As of June 2021, Wasser is the mom of two boys Sonny and James.

“You Googled ‘How to be an entrepreneur and have a miscarriage?’”

Blair Kaplan Venables bravely shared her story in a LinkedIn post in November 2020. The British Columbia, Canada-based entrepreneur had endured a miscarriage. In the LinkedIn post, she candidly wrote the phrases and keywords entered in an Internet search looking for any guidance including, “How to be an entrepreneur and have a miscarriage?”

“You are probably thinking,” Venables wrote. “‘You Googled ‘How to be an entrepreneur and have a miscarriage?’ Heck yeah, I did because I had no idea how to navigate the hell I was in.”

Not finding much success in cyberland, Venables shared strategies that worked for her including:

  1. Be open with clients, customers, vendors, investors, and stakeholders. If there is a delay in communication, address the situation head-on instead of unnecessary speculation.
  2. Delegate when possible (especially those with looming deadlines).
  3. If you are up for working, use that time strategically. What can only you do?
  4. Be kind to yourself – letting yourself do what you need whether that’s a crying session or sleep. It is OK to decrease productivity or retreat from everyday life.
  5. Keep Your Chin Up and tell yourself “I AM A SMART AND SUCCESSFUL ENTREPRENEUR.”

Keep in mind what worked for Venables may not give you the same results.

“A company is only as strong as the emotional and physical strength of the founder and team,” Guzman said. “If everything needs to shift to support the founder during a time of crisis, then that is what is best for everyone including the business.”

“Stay grounded in your authenticity but strong and flexible like bamboo.”

Simmone Taitt used her multiple miscarriages as inspiration for her business Poppy Seed Health. Disheartened by taciturn doctors, Taitt turned to the web for information and comfort. What she discovered led her to the creation of Poppy Seed Health, a platform that provides on-demand 24/7 text access to doulas, midwives, and nurses.

Taitt spoke about her unique qualifications as a Black woman who has experienced multiple miscarriages with Crunchbase.

“I see my point of view and life experience as critical to my leadership, the problem we are solving, and the products we are building to be powerful and inclusive. My advice is to show up your most authentic self. The rollercoaster of entrepreneurship will challenge you to become better, every day. Stay grounded in your authenticity but strong and flexible like bamboo.”

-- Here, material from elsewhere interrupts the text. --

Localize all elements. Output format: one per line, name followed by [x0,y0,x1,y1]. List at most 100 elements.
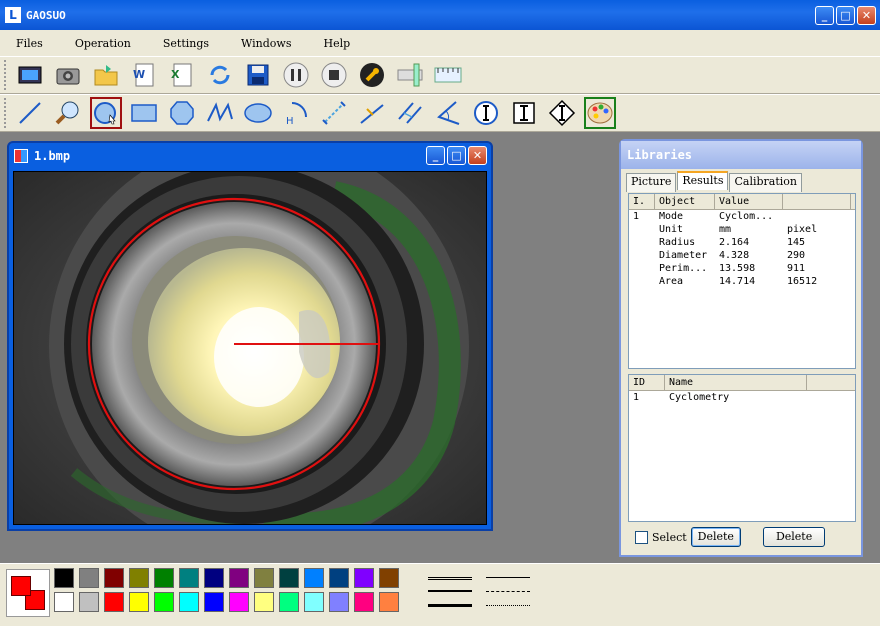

There’s Not a Template for Handling a Miscarriage

We are different and there’s not a blueprint for how to handle a tragedy. “As more women step into leadership and launch more companies, I feel that we will begin to see a shift from ‘success at all costs’ to ‘success is sustainability, not self-sacrifice,’” Guzman said.

Here are additional resources to learn more:

  • Sisters in Loss is dedicated to replacing silence with storytelling around pregnancy and infant loss and infertility of black women.
  • The Pink Elephant Support Network is an Australian-based website that provides the latest resources, information and peer support for anyone impacted by early pregnancy loss.
  • Miscarriage Matters, Inc. is a 501(c)3 public charity offering global support to parents devastated by Miscarriage, Stillbirth, and Early Infant Loss through programs that educate the public, inspire healing through service to others, and empower the hurting.
  • The mission of Share Pregnancy and Infant Loss Support, Inc. is to serve those whose lives are touched by the tragic death of a baby through pregnancy loss, stillbirth, or in the first few months of life.
  • RESOLVE also known as The National Infertility Association, established in 1974, is dedicated to ensuring that all people challenged in their family-building journey reach resolution through being empowered by knowledge, supported by the community, united by advocacy, and inspired to act.